Embedded Computing Systems

(3-0-3-4)

CMPE Degree: This course is Elective for the CMPE degree.

EE Degree: This course is Elective for the EE degree.

Lab Hours: 0 supervised lab hours and 3 unsupervised lab hours.

Technical Interest Group(s) / Course Type(s): VLSI Systems and Digital Design

Course Coordinator:

Prerequisites: ECE 3056 [min C]

Corequisites: None.

Catalog Description

Algorithms and methodologies for the design of real-time, low-power embedded computing systems.

Course Outcomes

  1. design and implement embedded computing systems, including software and hardware.
  2. develop verification/validation evaluation methods for these hardware and software components and analyze and interpret the resulting data.
  3. write laboratory reports and documentation conforming to technical writing standards, including widely used methodologies for design documentation.
  4. analyze the execution time of small sections of assembly language code.
  5. analyze and estimate the worst-case execution time of a program.
  6. analyze and estimate the worst-case power consumption of a program.
  7. describe CPU mechanisms that support context switching.
  8. describe the steps required to switch contexts in a CPU.
  9. compute the CPU utilization of a set of tasks.
  10. analyze the schedulability of a set of tasks using rate monotonic scheduling.
  11. design and implement software that performs a real-time task.
  12. describe an embedded computing system design using UML.
  13. decompose a set of requirements for an embedded computing system into a set of tasks.

Student Outcomes

In the parentheses for each Student Outcome:
"P" for primary indicates the outcome is a major focus of the entire course.
“M” for moderate indicates the outcome is the focus of at least one component of the course, but not majority of course material.
“LN” for “little to none” indicates that the course does not contribute significantly to this outcome.

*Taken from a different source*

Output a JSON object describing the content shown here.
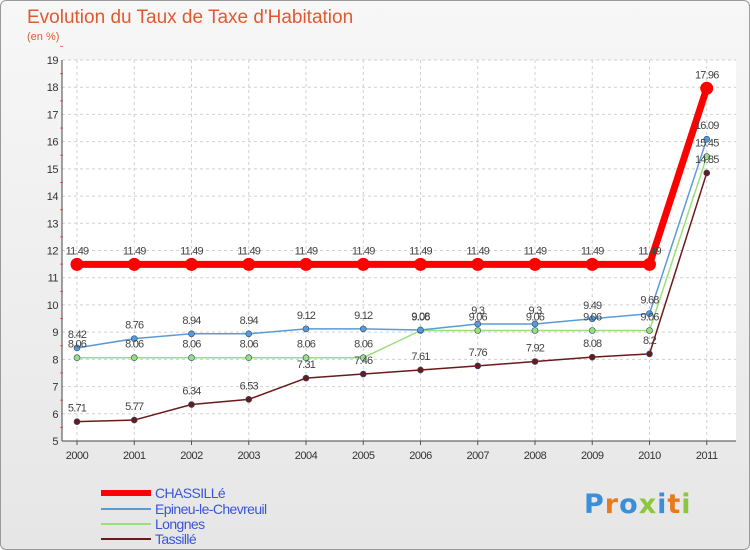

1. ( P ) An ability to identify, formulate, and solve complex engineering problems by applying principles of engineering, science, and mathematics

2. ( LN ) An ability to apply engineering design to produce solutions that meet specified needs with consideration of public health, safety, and welfare, as well as global, cultural, social, environmental, and economic factors

3. ( LN ) An ability to communicate effectively with a range of audiences

4. ( LN ) An ability to recognize ethical and professional responsibilities in engineering situations and make informed judgments, which must consider the impact of engineering solutions in global, economic, environmental, and societal contexts

5. ( LN ) An ability to function effectively on a team whose members together provide leadership, create a collaborative and inclusive environment, establish goals, plan tasks, and meet objectives

6. ( P ) An ability to develop and conduct appropriate experimentation, analyze and interpret data, and use engineering judgment to draw conclusions

7. ( LN ) An ability to acquire and apply new knowledge as needed, using appropriate learning strategies.

Strategic Performance Indicators (SPIs)

Not Applicable

Course Objectives

  1. learn software performance analysis and optimization including worst-case execution time. [a, c]
  2. perform real-time scheduling. [a]
  3. learn design methodologies for embedded computing systems. [c, k]
  4. design, analyze, simulate, implement, and evaluate embedded hardware and software. [c, k]
  5. use engineering techniques, skills, and tools, including software-based methods for analysis and synthesis of software and hardware [k]
  6. develop basic skills in writing laboratory reports and other documentation as part of a design methodology, including design reviews. [g]

Topical Outline

* Challenges in embedded computing: real-time, low power.
* Comparative computer organization and instruction sets.
* Hardware and software for I/O.
* Instruction-level performance analysis under the influence of pipelines, caches, and memory management.
* Embedded computing platforms.
* Models for computer programs.
* Path-based performance analysis and optimization, worst-case execution time, average case analysis.
* Software power analysis and optimization.
* Processes and tasks.
* Operating system structures for context switching.
* Task graph models and CPU utilization.
* Rate-monotonic and earliest deadline first scheduling.
* Embedded multiprocessors.
* Applications: automotive, multimedia, etc.